A month ago, Fairchild Semiconductor (NASDAQ:FCS) shares jumped 23% in a single day. Why? Because rumor had it that either ON Semiconductor (NASDAQ:ON) or Infineon Technologies (NASDAQOTH:IFNNY) would buy the company.
Well, the rumor has become reality. On Wednesday, ON and Fairchild posted a joint announcement of their impending merger.
In a somewhat convoluted financing maneuver, the $2.4 billion deal will be financed by cash from both Fairchild's and ON's balance sheets plus $2.4 billion of new debt. Since the deal is structured as a tender offer at $20 per Fairchild share, I suppose ON's $560 million of cash reserves and Fairchild's $240 million will be used to buy back the early waves of accepted offers, with the new debt filling the later rounds and replenishing the combined company's balance sheet to roughly $800 million of spare cash.

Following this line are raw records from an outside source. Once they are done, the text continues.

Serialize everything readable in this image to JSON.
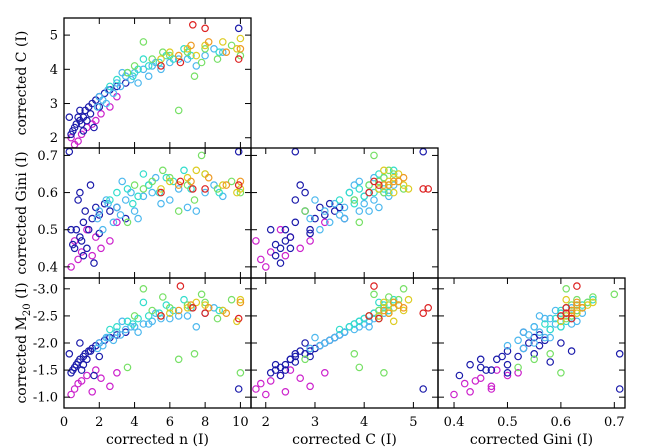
{
  "chart_data": {
    "type": "scatter",
    "title": "",
    "variables": {
      "n": {
        "label": "corrected n (I)",
        "range": [
          0,
          10.6
        ],
        "ticks": [
          0,
          2,
          4,
          6,
          8,
          10
        ],
        "tick_labels": [
          "0",
          "2",
          "4",
          "6",
          "8",
          "10"
        ]
      },
      "C": {
        "label": "corrected C (I)",
        "range": [
          1.7,
          5.5
        ],
        "ticks": [
          2,
          3,
          4,
          5
        ],
        "tick_labels": [
          "2",
          "3",
          "4",
          "5"
        ]
      },
      "Gini": {
        "label": "corrected Gini (I)",
        "range": [
          0.37,
          0.72
        ],
        "ticks": [
          0.4,
          0.5,
          0.6,
          0.7
        ],
        "tick_labels": [
          "0.4",
          "0.5",
          "0.6",
          "0.7"
        ]
      },
      "M20": {
        "label": "corrected M",
        "label_subscript": "20",
        "label_suffix": " (I)",
        "range": [
          -0.8,
          -3.2
        ],
        "ticks": [
          -1.0,
          -1.5,
          -2.0,
          -2.5,
          -3.0
        ],
        "tick_labels": [
          "-1.0",
          "-1.5",
          "-2.0",
          "-2.5",
          "-3.0"
        ]
      }
    },
    "panels": [
      {
        "id": "n-vs-C",
        "x": "n",
        "y": "C"
      },
      {
        "id": "n-vs-Gini",
        "x": "n",
        "y": "Gini"
      },
      {
        "id": "C-vs-Gini",
        "x": "C",
        "y": "Gini"
      },
      {
        "id": "n-vs-M20",
        "x": "n",
        "y": "M20"
      },
      {
        "id": "C-vs-M20",
        "x": "C",
        "y": "M20"
      },
      {
        "id": "Gini-vs-M20",
        "x": "Gini",
        "y": "M20"
      }
    ],
    "color_groups": [
      {
        "name": "magenta",
        "color": "#cc22cc"
      },
      {
        "name": "dark-blue",
        "color": "#1a1aaa"
      },
      {
        "name": "light-blue",
        "color": "#4db8ee"
      },
      {
        "name": "cyan",
        "color": "#33ddcc"
      },
      {
        "name": "green",
        "color": "#77e066"
      },
      {
        "name": "yellow",
        "color": "#ddcc22"
      },
      {
        "name": "orange",
        "color": "#ee9922"
      },
      {
        "name": "red",
        "color": "#dd2222"
      }
    ],
    "galaxies": [
      {
        "n": 0.8,
        "C": 1.9,
        "Gini": 0.42,
        "M20": -1.25,
        "group": "magenta"
      },
      {
        "n": 1.0,
        "C": 2.1,
        "Gini": 0.44,
        "M20": -1.3,
        "group": "magenta"
      },
      {
        "n": 0.6,
        "C": 1.8,
        "Gini": 0.47,
        "M20": -1.15,
        "group": "magenta"
      },
      {
        "n": 1.6,
        "C": 2.4,
        "Gini": 0.43,
        "M20": -1.1,
        "group": "magenta"
      },
      {
        "n": 2.6,
        "C": 2.9,
        "Gini": 0.47,
        "M20": -1.2,
        "group": "magenta"
      },
      {
        "n": 2.1,
        "C": 2.7,
        "Gini": 0.45,
        "M20": -1.35,
        "group": "magenta"
      },
      {
        "n": 1.3,
        "C": 2.3,
        "Gini": 0.5,
        "M20": -1.4,
        "group": "magenta"
      },
      {
        "n": 3.0,
        "C": 3.2,
        "Gini": 0.52,
        "M20": -1.45,
        "group": "magenta"
      },
      {
        "n": 0.4,
        "C": 2.0,
        "Gini": 0.4,
        "M20": -1.05,
        "group": "magenta"
      },
      {
        "n": 1.8,
        "C": 2.5,
        "Gini": 0.48,
        "M20": -1.5,
        "group": "magenta"
      },
      {
        "n": 0.5,
        "C": 2.2,
        "Gini": 0.46,
        "M20": -1.5,
        "group": "dark-blue"
      },
      {
        "n": 0.7,
        "C": 2.4,
        "Gini": 0.5,
        "M20": -1.6,
        "group": "dark-blue"
      },
      {
        "n": 0.9,
        "C": 2.5,
        "Gini": 0.48,
        "M20": -1.7,
        "group": "dark-blue"
      },
      {
        "n": 1.1,
        "C": 2.6,
        "Gini": 0.52,
        "M20": -1.75,
        "group": "dark-blue"
      },
      {
        "n": 1.2,
        "C": 2.8,
        "Gini": 0.55,
        "M20": -1.8,
        "group": "dark-blue"
      },
      {
        "n": 1.4,
        "C": 2.9,
        "Gini": 0.5,
        "M20": -1.85,
        "group": "dark-blue"
      },
      {
        "n": 0.6,
        "C": 2.3,
        "Gini": 0.45,
        "M20": -1.55,
        "group": "dark-blue"
      },
      {
        "n": 1.6,
        "C": 3.0,
        "Gini": 0.53,
        "M20": -1.9,
        "group": "dark-blue"
      },
      {
        "n": 1.8,
        "C": 3.1,
        "Gini": 0.56,
        "M20": -1.95,
        "group": "dark-blue"
      },
      {
        "n": 2.0,
        "C": 3.2,
        "Gini": 0.54,
        "M20": -2.0,
        "group": "dark-blue"
      },
      {
        "n": 0.8,
        "C": 2.6,
        "Gini": 0.58,
        "M20": -1.65,
        "group": "dark-blue"
      },
      {
        "n": 1.0,
        "C": 2.4,
        "Gini": 0.47,
        "M20": -1.5,
        "group": "dark-blue"
      },
      {
        "n": 2.3,
        "C": 3.3,
        "Gini": 0.57,
        "M20": -2.05,
        "group": "dark-blue"
      },
      {
        "n": 2.6,
        "C": 3.4,
        "Gini": 0.55,
        "M20": -2.1,
        "group": "dark-blue"
      },
      {
        "n": 0.4,
        "C": 2.1,
        "Gini": 0.5,
        "M20": -1.45,
        "group": "dark-blue"
      },
      {
        "n": 1.5,
        "C": 2.7,
        "Gini": 0.62,
        "M20": -1.85,
        "group": "dark-blue"
      },
      {
        "n": 1.3,
        "C": 2.5,
        "Gini": 0.45,
        "M20": -1.7,
        "group": "dark-blue"
      },
      {
        "n": 3.0,
        "C": 3.5,
        "Gini": 0.56,
        "M20": -2.15,
        "group": "dark-blue"
      },
      {
        "n": 0.3,
        "C": 2.6,
        "Gini": 0.71,
        "M20": -1.8,
        "group": "dark-blue"
      },
      {
        "n": 2.0,
        "C": 2.9,
        "Gini": 0.49,
        "M20": -1.75,
        "group": "dark-blue"
      },
      {
        "n": 1.1,
        "C": 2.2,
        "Gini": 0.43,
        "M20": -1.6,
        "group": "dark-blue"
      },
      {
        "n": 3.5,
        "C": 3.6,
        "Gini": 0.53,
        "M20": -2.2,
        "group": "dark-blue"
      },
      {
        "n": 0.9,
        "C": 2.8,
        "Gini": 0.6,
        "M20": -2.0,
        "group": "dark-blue"
      },
      {
        "n": 9.9,
        "C": 5.2,
        "Gini": 0.71,
        "M20": -1.15,
        "group": "dark-blue"
      },
      {
        "n": 1.7,
        "C": 2.3,
        "Gini": 0.41,
        "M20": -1.4,
        "group": "dark-blue"
      },
      {
        "n": 2.0,
        "C": 3.2,
        "Gini": 0.55,
        "M20": -2.0,
        "group": "light-blue"
      },
      {
        "n": 2.5,
        "C": 3.4,
        "Gini": 0.57,
        "M20": -2.1,
        "group": "light-blue"
      },
      {
        "n": 3.0,
        "C": 3.6,
        "Gini": 0.56,
        "M20": -2.2,
        "group": "light-blue"
      },
      {
        "n": 3.5,
        "C": 3.8,
        "Gini": 0.58,
        "M20": -2.25,
        "group": "light-blue"
      },
      {
        "n": 4.0,
        "C": 3.9,
        "Gini": 0.55,
        "M20": -2.3,
        "group": "light-blue"
      },
      {
        "n": 4.5,
        "C": 4.0,
        "Gini": 0.59,
        "M20": -2.35,
        "group": "light-blue"
      },
      {
        "n": 5.0,
        "C": 4.1,
        "Gini": 0.6,
        "M20": -2.4,
        "group": "light-blue"
      },
      {
        "n": 6.0,
        "C": 4.2,
        "Gini": 0.58,
        "M20": -2.45,
        "group": "light-blue"
      },
      {
        "n": 7.0,
        "C": 4.3,
        "Gini": 0.56,
        "M20": -2.5,
        "group": "light-blue"
      },
      {
        "n": 8.0,
        "C": 4.4,
        "Gini": 0.6,
        "M20": -2.55,
        "group": "light-blue"
      },
      {
        "n": 2.8,
        "C": 3.3,
        "Gini": 0.52,
        "M20": -2.05,
        "group": "light-blue"
      },
      {
        "n": 3.2,
        "C": 3.5,
        "Gini": 0.54,
        "M20": -2.15,
        "group": "light-blue"
      },
      {
        "n": 3.8,
        "C": 3.7,
        "Gini": 0.6,
        "M20": -2.3,
        "group": "light-blue"
      },
      {
        "n": 4.2,
        "C": 3.6,
        "Gini": 0.53,
        "M20": -2.2,
        "group": "light-blue"
      },
      {
        "n": 5.5,
        "C": 4.0,
        "Gini": 0.57,
        "M20": -2.45,
        "group": "light-blue"
      },
      {
        "n": 6.5,
        "C": 4.3,
        "Gini": 0.61,
        "M20": -2.5,
        "group": "light-blue"
      },
      {
        "n": 9.0,
        "C": 4.5,
        "Gini": 0.59,
        "M20": -2.6,
        "group": "light-blue"
      },
      {
        "n": 2.2,
        "C": 3.1,
        "Gini": 0.5,
        "M20": -1.95,
        "group": "light-blue"
      },
      {
        "n": 4.8,
        "C": 3.8,
        "Gini": 0.62,
        "M20": -2.35,
        "group": "light-blue"
      },
      {
        "n": 3.3,
        "C": 3.9,
        "Gini": 0.63,
        "M20": -2.4,
        "group": "light-blue"
      },
      {
        "n": 7.5,
        "C": 4.1,
        "Gini": 0.55,
        "M20": -2.3,
        "group": "light-blue"
      },
      {
        "n": 2.4,
        "C": 3.0,
        "Gini": 0.58,
        "M20": -2.1,
        "group": "light-blue"
      },
      {
        "n": 5.2,
        "C": 4.2,
        "Gini": 0.64,
        "M20": -2.55,
        "group": "light-blue"
      },
      {
        "n": 1.9,
        "C": 2.9,
        "Gini": 0.53,
        "M20": -1.9,
        "group": "light-blue"
      },
      {
        "n": 8.5,
        "C": 4.6,
        "Gini": 0.62,
        "M20": -2.65,
        "group": "light-blue"
      },
      {
        "n": 3.0,
        "C": 3.7,
        "Gini": 0.6,
        "M20": -2.3,
        "group": "cyan"
      },
      {
        "n": 3.6,
        "C": 3.9,
        "Gini": 0.61,
        "M20": -2.4,
        "group": "cyan"
      },
      {
        "n": 4.2,
        "C": 4.0,
        "Gini": 0.59,
        "M20": -2.45,
        "group": "cyan"
      },
      {
        "n": 4.8,
        "C": 4.1,
        "Gini": 0.62,
        "M20": -2.5,
        "group": "cyan"
      },
      {
        "n": 5.4,
        "C": 4.2,
        "Gini": 0.6,
        "M20": -2.55,
        "group": "cyan"
      },
      {
        "n": 6.2,
        "C": 4.3,
        "Gini": 0.63,
        "M20": -2.6,
        "group": "cyan"
      },
      {
        "n": 7.2,
        "C": 4.4,
        "Gini": 0.61,
        "M20": -2.65,
        "group": "cyan"
      },
      {
        "n": 2.6,
        "C": 3.5,
        "Gini": 0.58,
        "M20": -2.25,
        "group": "cyan"
      },
      {
        "n": 3.9,
        "C": 3.8,
        "Gini": 0.57,
        "M20": -2.35,
        "group": "cyan"
      },
      {
        "n": 5.8,
        "C": 4.4,
        "Gini": 0.64,
        "M20": -2.7,
        "group": "cyan"
      },
      {
        "n": 8.8,
        "C": 4.5,
        "Gini": 0.6,
        "M20": -2.6,
        "group": "cyan"
      },
      {
        "n": 4.5,
        "C": 4.3,
        "Gini": 0.65,
        "M20": -2.75,
        "group": "cyan"
      },
      {
        "n": 6.8,
        "C": 4.6,
        "Gini": 0.66,
        "M20": -2.8,
        "group": "cyan"
      },
      {
        "n": 4.0,
        "C": 4.1,
        "Gini": 0.62,
        "M20": -2.5,
        "group": "green"
      },
      {
        "n": 5.0,
        "C": 4.3,
        "Gini": 0.63,
        "M20": -2.6,
        "group": "green"
      },
      {
        "n": 6.0,
        "C": 4.4,
        "Gini": 0.64,
        "M20": -2.65,
        "group": "green"
      },
      {
        "n": 7.0,
        "C": 4.5,
        "Gini": 0.62,
        "M20": -2.7,
        "group": "green"
      },
      {
        "n": 8.0,
        "C": 4.6,
        "Gini": 0.65,
        "M20": -2.75,
        "group": "green"
      },
      {
        "n": 9.5,
        "C": 4.7,
        "Gini": 0.63,
        "M20": -2.8,
        "group": "green"
      },
      {
        "n": 6.5,
        "C": 2.8,
        "Gini": 0.55,
        "M20": -1.7,
        "group": "green"
      },
      {
        "n": 7.8,
        "C": 4.2,
        "Gini": 0.7,
        "M20": -2.9,
        "group": "green"
      },
      {
        "n": 4.5,
        "C": 4.8,
        "Gini": 0.61,
        "M20": -3.0,
        "group": "green"
      },
      {
        "n": 10.0,
        "C": 4.4,
        "Gini": 0.6,
        "M20": -1.45,
        "group": "green"
      },
      {
        "n": 7.4,
        "C": 3.8,
        "Gini": 0.58,
        "M20": -1.8,
        "group": "green"
      },
      {
        "n": 5.6,
        "C": 4.5,
        "Gini": 0.66,
        "M20": -2.85,
        "group": "green"
      },
      {
        "n": 8.7,
        "C": 4.3,
        "Gini": 0.61,
        "M20": -2.45,
        "group": "green"
      },
      {
        "n": 3.6,
        "C": 3.9,
        "Gini": 0.52,
        "M20": -1.55,
        "group": "green"
      },
      {
        "n": 6.0,
        "C": 4.5,
        "Gini": 0.63,
        "M20": -2.55,
        "group": "yellow"
      },
      {
        "n": 7.0,
        "C": 4.6,
        "Gini": 0.64,
        "M20": -2.65,
        "group": "yellow"
      },
      {
        "n": 8.0,
        "C": 4.7,
        "Gini": 0.65,
        "M20": -2.7,
        "group": "yellow"
      },
      {
        "n": 9.0,
        "C": 4.8,
        "Gini": 0.62,
        "M20": -2.6,
        "group": "yellow"
      },
      {
        "n": 10.0,
        "C": 4.9,
        "Gini": 0.61,
        "M20": -2.8,
        "group": "yellow"
      },
      {
        "n": 7.5,
        "C": 4.4,
        "Gini": 0.66,
        "M20": -2.75,
        "group": "yellow"
      },
      {
        "n": 9.8,
        "C": 4.6,
        "Gini": 0.6,
        "M20": -2.4,
        "group": "yellow"
      },
      {
        "n": 5.5,
        "C": 4.3,
        "Gini": 0.61,
        "M20": -2.5,
        "group": "yellow"
      },
      {
        "n": 6.5,
        "C": 4.4,
        "Gini": 0.62,
        "M20": -2.6,
        "group": "orange"
      },
      {
        "n": 7.2,
        "C": 4.7,
        "Gini": 0.63,
        "M20": -2.7,
        "group": "orange"
      },
      {
        "n": 8.2,
        "C": 4.8,
        "Gini": 0.64,
        "M20": -2.65,
        "group": "orange"
      },
      {
        "n": 9.2,
        "C": 4.5,
        "Gini": 0.62,
        "M20": -2.55,
        "group": "orange"
      },
      {
        "n": 10.0,
        "C": 4.6,
        "Gini": 0.63,
        "M20": -2.75,
        "group": "orange"
      },
      {
        "n": 7.3,
        "C": 5.3,
        "Gini": 0.61,
        "M20": -2.65,
        "group": "red"
      },
      {
        "n": 5.5,
        "C": 4.1,
        "Gini": 0.6,
        "M20": -2.5,
        "group": "red"
      },
      {
        "n": 6.6,
        "C": 4.2,
        "Gini": 0.63,
        "M20": -3.05,
        "group": "red"
      },
      {
        "n": 9.9,
        "C": 4.3,
        "Gini": 0.62,
        "M20": -2.45,
        "group": "red"
      },
      {
        "n": 8.0,
        "C": 5.2,
        "Gini": 0.61,
        "M20": -2.55,
        "group": "red"
      }
    ]
  }
}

The two companies work in closely related markets, both extracting the lion's share of their revenues from chips that control and adjust power flows. ON's largest market is the automotive industry, representing 31% of the company's third-quarter sales. Fairchild's strength is in enterprise computing and telecom devices, so this deal will add a few new arrows to ON's quiver.
The current offer amounts to a quick one-time cash return of $2.4 billion to current Fairchild shareholders, saddling the new company with an equal amount of additional debt.
Fairchild shares traded roughly 9% higher on the news, hovering just below the final buyout price. Meanwhile, ON shares dipped 9% lower. Doing the math on Fairchild's roughly $2 billion market cap and ON's $4 billion market value, this announcement destroyed more investor value than it created.
That changes if you zoom out to consider the entire deal process, from rumor to reality. All in all, Freescale is now trading roughly 35% higher while ON's shares have neither gained nor lost value. And throughout this one-month drama, Infineon shareholders got over their excitement pretty quickly. That stock has been trading sideways for several weeks, and barely moved on Wednesday's final buyout news.
This is a large deal for ON, which typically prefers far smaller plug-in buyouts. But it's also a snug strategic fit since both companies keep a tight focus on power controller processors. Management expects Fairchild to have a positive effect on ON's earnings and cash flows from day one, and should lead to $150 million in annual cost savings within 18 months as the customary synergies and layoffs take effect.
"Our plan is to bring together two companies with complementary product lines to offer customers the full spectrum of high, medium and low voltage products," said ON Semiconductor CEO Keith Jackson in a prepared statement.